Prior to leaving he had been assigned a protection team, which Colombian authorities sometimes give to reporters deemed to be at risk based on their high-profile nature or investigative work. But Martinez learned that his government-assigned bodyguards were from a secret police force he himself had spent years investigating. His reporting contributed to the force – the DAS – being dismantled in 2011.

He left the country on June 9, 2022, after denouncing his bodyguards for spying on him, hindering his work, and alleging that they had revealed to the government who his sources were and where he met them.

Nonetheless, when no organization stepped up to support him, he realized his resources would soon run out, and was forced to return home two months later. “Leaving the country is very expensive. It involves huge uncertainties,” explains Martínez, one of the owners of La Nueva Prensa, an investigative journalism site that is almost fully financed by donations and by the journalists who work on the project. “One of the hardest challenges about leaving Colombia are the complications that arise when you have average financial resources,” he adds.

Back, for now, in the Colombian capital, Bogota, Martínez is still seeking support from international organizations to carry on his work and to secure his safety.

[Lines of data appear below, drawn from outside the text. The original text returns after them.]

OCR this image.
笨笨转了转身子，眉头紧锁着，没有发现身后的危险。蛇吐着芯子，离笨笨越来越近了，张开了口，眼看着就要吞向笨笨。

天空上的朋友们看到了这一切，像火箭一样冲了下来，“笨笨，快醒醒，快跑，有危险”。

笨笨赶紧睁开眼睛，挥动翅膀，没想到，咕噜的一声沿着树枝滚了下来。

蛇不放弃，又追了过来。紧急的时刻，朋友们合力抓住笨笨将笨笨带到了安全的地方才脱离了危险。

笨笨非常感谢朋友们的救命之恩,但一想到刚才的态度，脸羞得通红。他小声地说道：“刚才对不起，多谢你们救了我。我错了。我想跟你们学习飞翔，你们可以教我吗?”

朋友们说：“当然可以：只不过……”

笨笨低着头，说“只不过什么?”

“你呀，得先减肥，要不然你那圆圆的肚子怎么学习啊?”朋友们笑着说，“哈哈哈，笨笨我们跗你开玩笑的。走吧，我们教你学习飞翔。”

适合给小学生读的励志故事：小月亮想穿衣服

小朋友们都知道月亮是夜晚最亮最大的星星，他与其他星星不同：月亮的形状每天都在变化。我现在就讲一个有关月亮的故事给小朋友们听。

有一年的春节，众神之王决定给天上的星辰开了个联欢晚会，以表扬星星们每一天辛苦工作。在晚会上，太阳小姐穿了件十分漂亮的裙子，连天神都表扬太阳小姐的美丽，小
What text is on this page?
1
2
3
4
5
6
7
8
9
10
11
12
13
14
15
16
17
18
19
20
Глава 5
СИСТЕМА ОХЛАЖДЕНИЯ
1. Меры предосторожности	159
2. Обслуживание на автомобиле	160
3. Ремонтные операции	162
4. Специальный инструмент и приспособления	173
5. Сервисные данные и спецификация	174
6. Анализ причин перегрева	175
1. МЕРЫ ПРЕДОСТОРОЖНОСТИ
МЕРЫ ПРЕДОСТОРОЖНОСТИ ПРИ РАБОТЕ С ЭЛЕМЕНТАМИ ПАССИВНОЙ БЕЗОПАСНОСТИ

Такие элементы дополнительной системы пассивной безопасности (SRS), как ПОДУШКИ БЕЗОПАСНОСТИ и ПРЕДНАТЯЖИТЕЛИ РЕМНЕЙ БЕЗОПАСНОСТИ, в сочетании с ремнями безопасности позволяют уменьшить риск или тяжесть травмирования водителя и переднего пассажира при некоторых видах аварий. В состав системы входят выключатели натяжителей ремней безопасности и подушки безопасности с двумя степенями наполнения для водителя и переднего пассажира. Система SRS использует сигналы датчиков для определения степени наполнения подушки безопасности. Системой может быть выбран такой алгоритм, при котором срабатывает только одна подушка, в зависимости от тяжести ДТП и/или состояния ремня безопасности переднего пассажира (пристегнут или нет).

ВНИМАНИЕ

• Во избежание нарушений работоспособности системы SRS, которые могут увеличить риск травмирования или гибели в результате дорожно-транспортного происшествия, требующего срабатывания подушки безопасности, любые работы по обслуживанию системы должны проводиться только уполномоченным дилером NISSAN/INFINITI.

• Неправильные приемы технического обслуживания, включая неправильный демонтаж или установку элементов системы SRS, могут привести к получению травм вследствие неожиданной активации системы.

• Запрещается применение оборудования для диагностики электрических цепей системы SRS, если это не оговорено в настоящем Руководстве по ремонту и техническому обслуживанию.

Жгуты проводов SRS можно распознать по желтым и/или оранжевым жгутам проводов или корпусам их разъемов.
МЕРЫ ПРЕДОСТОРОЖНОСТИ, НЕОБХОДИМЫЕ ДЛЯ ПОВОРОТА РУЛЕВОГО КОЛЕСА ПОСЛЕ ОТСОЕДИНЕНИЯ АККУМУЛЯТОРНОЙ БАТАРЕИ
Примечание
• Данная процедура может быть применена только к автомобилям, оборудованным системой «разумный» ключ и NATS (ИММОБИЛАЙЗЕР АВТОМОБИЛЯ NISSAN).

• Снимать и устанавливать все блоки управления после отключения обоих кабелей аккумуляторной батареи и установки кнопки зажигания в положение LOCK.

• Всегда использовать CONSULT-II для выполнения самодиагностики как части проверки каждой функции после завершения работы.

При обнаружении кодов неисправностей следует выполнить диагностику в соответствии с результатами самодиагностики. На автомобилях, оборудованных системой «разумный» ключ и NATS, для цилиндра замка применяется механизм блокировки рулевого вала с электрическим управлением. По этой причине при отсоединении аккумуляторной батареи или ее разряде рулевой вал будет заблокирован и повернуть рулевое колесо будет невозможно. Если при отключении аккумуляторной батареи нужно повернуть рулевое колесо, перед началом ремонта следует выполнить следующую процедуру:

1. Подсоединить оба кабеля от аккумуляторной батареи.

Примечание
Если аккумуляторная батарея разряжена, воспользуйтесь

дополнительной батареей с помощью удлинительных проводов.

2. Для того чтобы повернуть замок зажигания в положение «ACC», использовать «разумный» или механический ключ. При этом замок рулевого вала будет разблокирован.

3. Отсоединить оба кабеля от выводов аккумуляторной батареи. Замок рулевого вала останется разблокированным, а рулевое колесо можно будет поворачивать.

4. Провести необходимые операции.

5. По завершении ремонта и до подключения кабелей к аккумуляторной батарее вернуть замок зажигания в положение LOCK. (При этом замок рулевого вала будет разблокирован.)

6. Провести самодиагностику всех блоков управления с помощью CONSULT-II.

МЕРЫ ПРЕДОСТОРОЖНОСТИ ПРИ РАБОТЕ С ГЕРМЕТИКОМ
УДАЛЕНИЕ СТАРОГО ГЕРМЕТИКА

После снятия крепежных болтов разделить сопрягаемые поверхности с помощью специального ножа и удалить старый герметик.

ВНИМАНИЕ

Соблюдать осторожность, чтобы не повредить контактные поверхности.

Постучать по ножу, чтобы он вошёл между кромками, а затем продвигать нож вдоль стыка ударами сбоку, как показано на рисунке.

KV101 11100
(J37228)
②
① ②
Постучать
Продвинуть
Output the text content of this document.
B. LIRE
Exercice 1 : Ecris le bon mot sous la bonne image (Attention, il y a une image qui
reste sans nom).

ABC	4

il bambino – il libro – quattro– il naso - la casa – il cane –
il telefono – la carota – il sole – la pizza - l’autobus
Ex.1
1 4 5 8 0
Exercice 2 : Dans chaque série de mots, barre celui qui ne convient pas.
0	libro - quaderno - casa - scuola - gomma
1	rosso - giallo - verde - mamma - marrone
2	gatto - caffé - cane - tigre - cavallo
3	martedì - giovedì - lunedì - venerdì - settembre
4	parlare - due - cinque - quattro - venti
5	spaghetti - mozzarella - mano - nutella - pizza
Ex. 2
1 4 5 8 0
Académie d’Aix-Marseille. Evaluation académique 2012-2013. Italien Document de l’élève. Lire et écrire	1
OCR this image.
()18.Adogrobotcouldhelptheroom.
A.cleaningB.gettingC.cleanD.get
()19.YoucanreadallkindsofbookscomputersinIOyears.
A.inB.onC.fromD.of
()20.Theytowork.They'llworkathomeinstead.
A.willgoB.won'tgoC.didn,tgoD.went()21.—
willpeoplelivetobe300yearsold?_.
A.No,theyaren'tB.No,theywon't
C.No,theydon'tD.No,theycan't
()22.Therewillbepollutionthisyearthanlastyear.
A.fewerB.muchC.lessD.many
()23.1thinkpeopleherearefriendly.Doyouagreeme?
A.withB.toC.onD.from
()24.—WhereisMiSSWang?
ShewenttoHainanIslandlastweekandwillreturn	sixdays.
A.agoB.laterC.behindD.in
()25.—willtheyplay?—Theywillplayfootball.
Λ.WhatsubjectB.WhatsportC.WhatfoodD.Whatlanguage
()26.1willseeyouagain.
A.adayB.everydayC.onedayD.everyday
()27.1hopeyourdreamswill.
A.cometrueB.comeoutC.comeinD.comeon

Tips for Journalists Who Need to Go Into Exile

Each exiled journalist’s situation is different, and although there is no exact formula for what to do if you feel leaving your country is the only route to staying safe, the investigative reporters interviewed have the following tips for colleagues who might feel compelled to flee abroad:

  1. Figure out how you can keep reporting: Authoritarian regimes want to keep journalists from publishing. Reporters need to find a way to reinvent themselves in exile without being silenced.
  2. Seek mental health support: Almost all the journalists interviewed insisted on the importance of finding a mental health professional who could help them overcome the harassment that led to exile, and the experience of exile itself.
  3. Reach out to journalism support networks: International journalism organizations support journalists that need to go into exile. GIJN has highlighted some that provide emergency aid.
  4. Find a press-friendly landing spot: For watchdog reporters in the Latin American region, countries like Costa Rica are more open to exiled journalists than others.
  5. If you perceive a threat, don’t wait, leave the country: It’s better to report from abroad than to be imprisoned. Don’t worry about your reputation among your colleagues or that they might think less of you for not staying.
  6. It isn’t necessary to remain in the field to report: Those who are still in the country may help you. Try to expose your allies as little as possible and use virtual tools to conduct interviews. Use collaborative networks to report on a place where you cannot remain.
  7. Be careful regarding your security and who provides it: Although it officially might be the state’s responsibility to guarantee journalists’ security and protect them, in practice bodyguards and security personnel may be used to spy on journalists and obstruct reporting.